Equally disturbing, in Hanna Bergholm’s inventive, alarmingly sunny genre outing “Hatching,” is adolescence: lurking under a protective mother’s wings, waiting to crack and come of age in a Finnish suburb’s suffocating, expertly calibrated atmosphere.But “Hatching” is no blood-soaked “Carrie.” One could instead think of it as the weird lovechild of “American Beauty” and a grotesque version of “E.T.,” with the uncanny touch of Yorgos Lanthimos.
Even this comparison feels incomplete in defining Bergholm’s directorial debut, a wicked foray into youthful anxieties that is admitted short on genuine scares, but full of delicious squirms and cringes through Bergholm’s skillful play with body horror and doppelgänger tropes — the same spirit that gave us both Robert Louis Stevenson’s “Dr.

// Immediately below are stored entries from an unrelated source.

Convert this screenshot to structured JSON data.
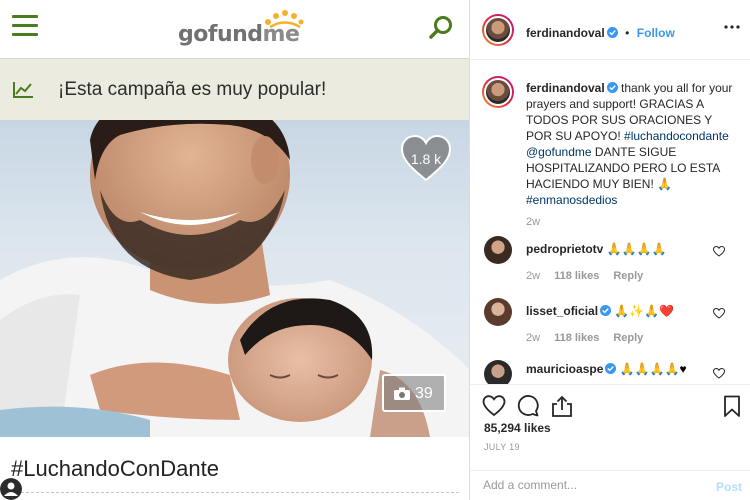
{
  "gofundme": {
    "logo": {
      "go": "go",
      "fund": "fund",
      "me": "me"
    },
    "popular_text": "¡Esta campaña es muy popular!",
    "heart_count": "1.8 k",
    "photo_count": "39",
    "campaign_title": "#LuchandoConDante"
  },
  "instagram": {
    "header": {
      "username": "ferdinandoval",
      "separator": "•",
      "follow_label": "Follow"
    },
    "caption": {
      "username": "ferdinandoval",
      "text_a": "thank you all for your prayers and support! GRACIAS A TODOS POR SUS ORACIONES Y POR SU APOYO!",
      "tag1": "#luchandocondante",
      "mention": "@gofundme",
      "text_b": "DANTE SIGUE HOSPITALIZANDO PERO LO ESTA HACIENDO MUY BIEN! 🙏",
      "tag2": "#enmanosdedios",
      "age": "2w"
    },
    "comments": [
      {
        "username": "pedroprietotv",
        "text": "🙏🙏🙏🙏",
        "age": "2w",
        "likes": "118 likes",
        "reply": "Reply"
      },
      {
        "username": "lisset_oficial",
        "text": "🙏✨🙏❤️",
        "age": "2w",
        "likes": "118 likes",
        "reply": "Reply"
      },
      {
        "username": "mauricioaspe",
        "text": "🙏🙏🙏🙏♥"
      }
    ],
    "likes": "85,294 likes",
    "date": "JULY 19",
    "add_comment_placeholder": "Add a comment...",
    "post_label": "Post"
  },
  "colors": {
    "gofundme_green": "#4a7b1c",
    "popular_bg": "#ebecdf",
    "ig_link": "#3897f0",
    "ig_tag": "#003569"
  },
  "icons": [
    "hamburger-icon",
    "search-icon",
    "trend-icon",
    "heart-icon",
    "camera-icon",
    "user-icon",
    "verified-icon",
    "more-icon",
    "like-icon",
    "comment-icon",
    "share-icon",
    "save-icon"
  ]
}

Jekyll and Mr. Hyde” and Andrzej Żuławski’s “Possession.” Written by Ilja Rautsi, the story centers on Tinja (sensational newcomer Siiri Solalinna), a dollishly wide-eyed, lonely tween gymnast who’d do anything to impress her overbearing, unnamed mother (Sophia Heikkilä, subtly terrifying), be it malnourishing herself for the sake of sport or practicing a flip on high bars until her hands bleed.